Zu einem größeren Polizeieinsatz ist es am Dienstagabend in Penzberg gekommen. Ein Iraner hatte in einer Wohnung einen Landsmann mit einem Messer angegriffen.

Penzberg - Es hatte damit begonnen, dass ein Iraner (28) einen Nachmieter für seine Wohnung in Penzberg suchte. In der Wohnung leben er und zwei andere anerkannte Asylbewerber. Allerdings geriet der junge Mann darüber mit seinem 36-jähriger Mitbewohner, ebenfalls aus dem Iran, in Streit. Dieser war nämlich nicht damit einverstanden, dass der 28-Jährige sein Zimmer an einen Mann aus Nigeria vermieten wollte.

Der Nigerianer war zur Besichtigung gekommen. Als dieser die Wohnung wieder verließ, stellte der 36-Jährige den 28-Jährigen lautstark zur Rede. Der Streit eskalierte. Zunächst, so die Polizei, schnappte sich der Ältere einen Stuhl, um damit auf den Jüngeren einzuschlagen, was ihm jedoch nicht gelang.
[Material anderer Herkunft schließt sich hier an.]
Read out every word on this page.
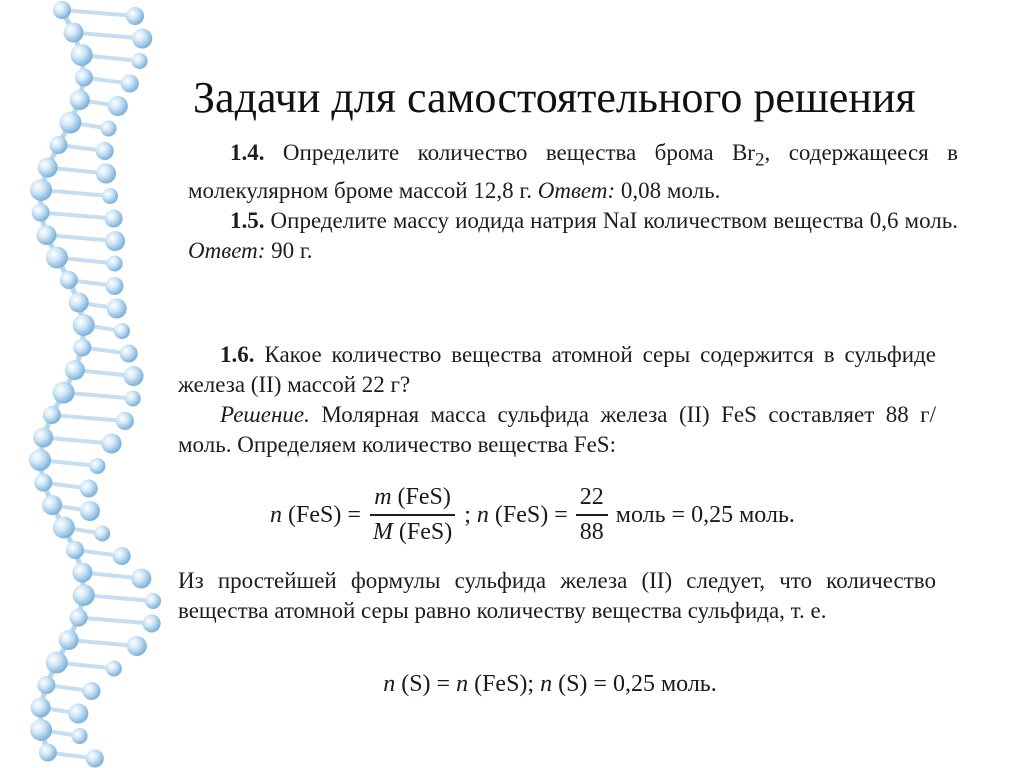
Задачи для самостоятельного решения

1.4. Определите количество вещества брома $Br_2$, содержащееся в молекулярном броме массой 12,8 г. Ответ: 0,08 моль.

1.5. Определите массу иодида натрия NaI количеством вещества 0,6 моль. Ответ: 90 г.

1.6. Какое количество вещества атомной серы содержится в сульфиде железа (II) массой 22 г?

Решение. Молярная масса сульфида железа (II) FeS составляет 88 г/моль. Определяем количество вещества FeS:

n
$(FeS) = \frac{\text{m (FeS)}}{\text{M (FeS)}}$ ;
n
$(FeS) = \frac{22}{88}$ моль = 0,25 моль.

Из простейшей формулы сульфида железа (II) следует, что количество вещества атомной серы равно количеству вещества сульфида, т. е.

n (S) = n (FeS); n (S) = 0,25 моль.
Der 36-Jährige packte daraufhin laut Polizei ein Messer, das in der Wohnung herumlag, und stach mehrmals auf den Hinterkopf des Jüngeren ein. Der 28-Jährige erlitt dabei Verletzungen. Er blutete stark. Da der 28-Jährige sich wehrte und ihm der dritte Mitbewohner zu Hilfe kam, gelang es den beiden, den Angreifer zu entwaffnen und zu Boden zu bringen.

Die Polizei - die Attacke ereignete sich gegen 18 Uhr - fuhr mit insgesamt zehn Streifenwagen, also zwanzig Beamten, zum Einsatz. Die Penzberger Inspektion rief dabei ihre Kollegen aus Murnau und Bad Tölz zu Hilfe. Auch ein Notarzt wurde gerufen, der den verletzten 28-Jährigen vor Ort behandelte - ein Transport in das Krankenhaus war dadurch nicht mehr notwendig.

Die Polizei nahm den Messerangreifer vorläufig fest und brachte ihn zur Penzberger Inspektion. Bei ihm konnten laut Polizeiangaben auch Betäubungsmittel aufgefunden werden. Der Mann wurde danach wieder entlassen. Ihn erwartet laut Polizei ein umfangreiches Strafverfahren.